The original high standards of digital audio were 16 bit at either 44.1KHz or 48KHz sampling rate. These standards still exist today. Hundreds of thousands of these tracks exist and are still being recorded today.
Today, there are a number of D/A converter chips and A/D converter chips that brag about 24, or even 32 bits of output bit width (A/D converters) or input bit width (D/A converters). The promise of more bits is alluring, but is only a hand job at best. Higher numbers of bits have become new buzz numbers.
The heart of the lie is that all of the sd A/Ds or ds D/A chips have digital filters; all high res recordings not natively recorded, and many if not most of the high res recordings are all recorded with digital filters, which are required so the recording will not violate sampling theory. Kinda like physics. Like why it hurts when you crash cars, etc. Similarly, all oversampling D/A converters have some kind of digital filter. There are also “hidef” recordings natively recorded live or from analog at higher sampling rates – those are cool. The “hidef” recordings made from original redbook digital sources – they go through someone else's filter.

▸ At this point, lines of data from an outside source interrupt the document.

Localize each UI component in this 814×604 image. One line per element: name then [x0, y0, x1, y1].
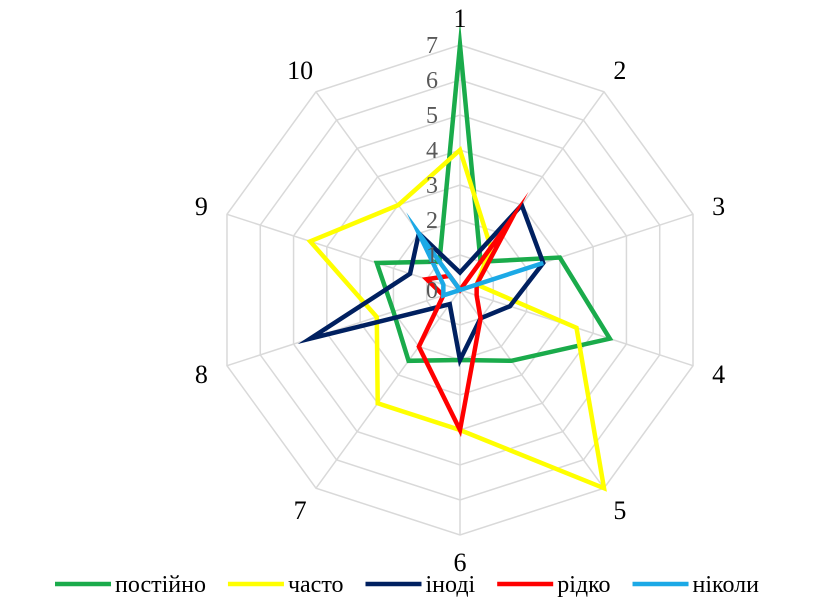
category-label: 6: [454, 548, 467, 577]
data-point-4-4: [476, 294, 478, 296]
category-label: 8: [195, 360, 208, 389]
data-point-4-5: [480, 317, 482, 319]
legend-label: ніколи: [693, 572, 760, 598]
data-point-5-9: [442, 284, 444, 286]
data-point-2-9: [309, 240, 311, 242]
data-point-2-7: [377, 402, 379, 404]
tick-label: 3: [426, 173, 438, 199]
category-label: 9: [195, 192, 208, 221]
data-point-4-6: [459, 429, 461, 431]
tick-label: 5: [426, 103, 438, 129]
data-point-1-4: [609, 338, 611, 340]
legend-label: постійно: [115, 572, 206, 598]
legend-label: рідко: [557, 572, 610, 598]
data-point-3-8: [309, 338, 311, 340]
data-point-2-4: [576, 327, 578, 329]
data-point-1-3: [559, 257, 561, 259]
data-point-1-9: [376, 262, 378, 264]
radial-tick-labels: 0 1 2 3 4 5 6 7: [426, 33, 438, 304]
legend-item-2: часто: [227, 572, 344, 598]
category-label: 4: [712, 360, 725, 389]
data-point-1-5: [510, 360, 512, 362]
data-point-5-3: [542, 262, 544, 264]
data-point-3-4: [509, 305, 511, 307]
tick-label: 2: [426, 208, 438, 234]
data-point-4-9: [426, 278, 428, 280]
legend-label: іноді: [425, 572, 475, 598]
data-point-2-1: [459, 149, 461, 151]
series-lines: [297, 21, 614, 492]
data-point-1-1: [459, 44, 461, 46]
legend-item-4: рідко: [497, 572, 611, 598]
data-point-5-7: [459, 289, 461, 291]
data-point-3-9: [409, 273, 411, 275]
data-point-4-7: [418, 346, 420, 348]
data-point-3-1: [459, 272, 461, 273]
grid-spoke-5: [459, 289, 605, 489]
tick-label: 6: [426, 68, 438, 94]
legend-item-1: постійно: [55, 572, 206, 598]
data-point-2-10: [397, 204, 399, 206]
legend: постійно часто іноді рідко ніколи: [55, 572, 759, 598]
data-point-5-8: [442, 294, 444, 296]
data-point-4-2: [510, 218, 512, 220]
category-label: 10: [287, 56, 313, 85]
data-point-2-8: [376, 316, 378, 318]
category-label: 2: [613, 56, 626, 85]
category-label: 1: [454, 4, 467, 33]
grid-spoke-9: [226, 213, 461, 291]
category-label: 5: [613, 496, 626, 525]
data-point-5-10: [418, 232, 420, 234]
legend-item-5: ніколи: [632, 572, 760, 598]
tick-label: 7: [426, 33, 438, 59]
category-label: 3: [712, 192, 725, 221]
tick-label: 1: [426, 243, 438, 269]
data-point-1-8: [392, 311, 394, 313]
grid-spoke-7: [315, 289, 461, 489]
grid: [226, 44, 694, 536]
data-point-1-7: [408, 360, 410, 362]
tick-label: 0: [426, 278, 438, 304]
grid-spoke-8: [226, 289, 461, 367]
legend-item-3: іноді: [365, 572, 476, 598]
data-point-2-5: [603, 487, 605, 489]
data-point-3-6: [459, 359, 461, 361]
tick-label: 4: [426, 138, 438, 164]
legend-label: часто: [288, 572, 344, 598]
data-point-3-7: [449, 303, 451, 305]
category-label: 7: [294, 496, 307, 525]
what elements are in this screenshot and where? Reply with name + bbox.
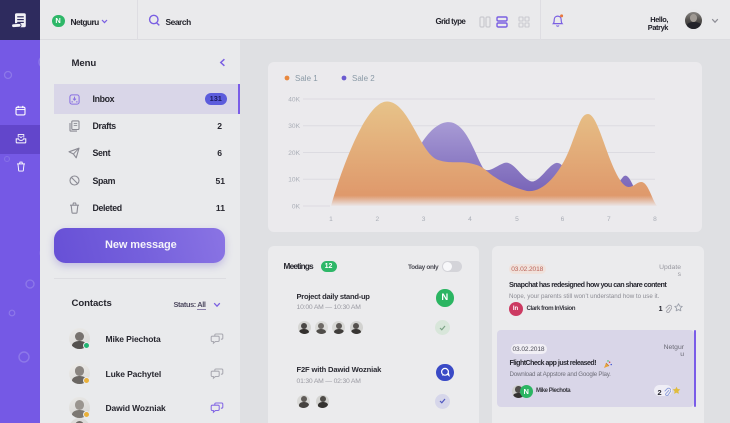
- svg-text:6: 6: [561, 216, 565, 223]
- svg-text:0K: 0K: [292, 204, 301, 211]
- svg-text:Sale 2: Sale 2: [352, 74, 375, 83]
- svg-text:5: 5: [515, 216, 519, 223]
- svg-text:8: 8: [653, 216, 657, 223]
- svg-text:4: 4: [468, 216, 472, 223]
- svg-text:7: 7: [607, 216, 611, 223]
- svg-text:30K: 30K: [288, 123, 300, 130]
- svg-text:20K: 20K: [288, 150, 300, 157]
- svg-text:1: 1: [329, 216, 333, 223]
- svg-text:3: 3: [422, 216, 426, 223]
- svg-text:40K: 40K: [288, 97, 300, 104]
- svg-text:Sale 1: Sale 1: [295, 74, 318, 83]
- svg-text:10K: 10K: [288, 177, 300, 184]
- svg-text:2: 2: [375, 216, 379, 223]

Now all of these filters multiply samples of the original by a series of coefficients; this is typically thousands of multiplications and as they go, the numbers get longer and longer. If the calculated coefficients start out at 24 bits, the numbers get longer from there. All of the above is irrefutable. So we get bonus bits that may be beneficial, according to how good the filter is. This is an important point - the bonus bits can be slop (always the case when the original bits are discarded) to boring, or occasionally even really good. Most of the filter derivations do not scratch my sonic itch.
So all filters do not sound the same. The megaburrito filter has a time domain and a frequency domain optimization. The time domain dating from Bell Telephone Labs (1917) and the frequency domain from a much later evolution of a similar filter from the same era. If you buy a Schiit multibit product, you get that filter. It optimizes more than anyone else’s, and keeps the original recording in its entirety. A lot of people really like it. I bet with the Yggy, Gumby, and Bimby that you may well like it a lot, particularly with redbook recordings which have not been sullied by other filters. In any kind of system.
Back to the bits - I know of no DAC that decodes any kind of reality beyond 20 bits and those get really expensive (Like the Yggy). You can use two per channel and get 21 real, honest to God bits. The megaburrito filter's DSP chip runs at 32 bits - not that is any bragging right other than it puts the computational errors at least 12 bits below the rounded output of Yggy, 14 bits below the rounded output of Gumby, or 16 bits below the rounded output of Bimby.
Numbers for numbers sake are fairy tales translated into marketing.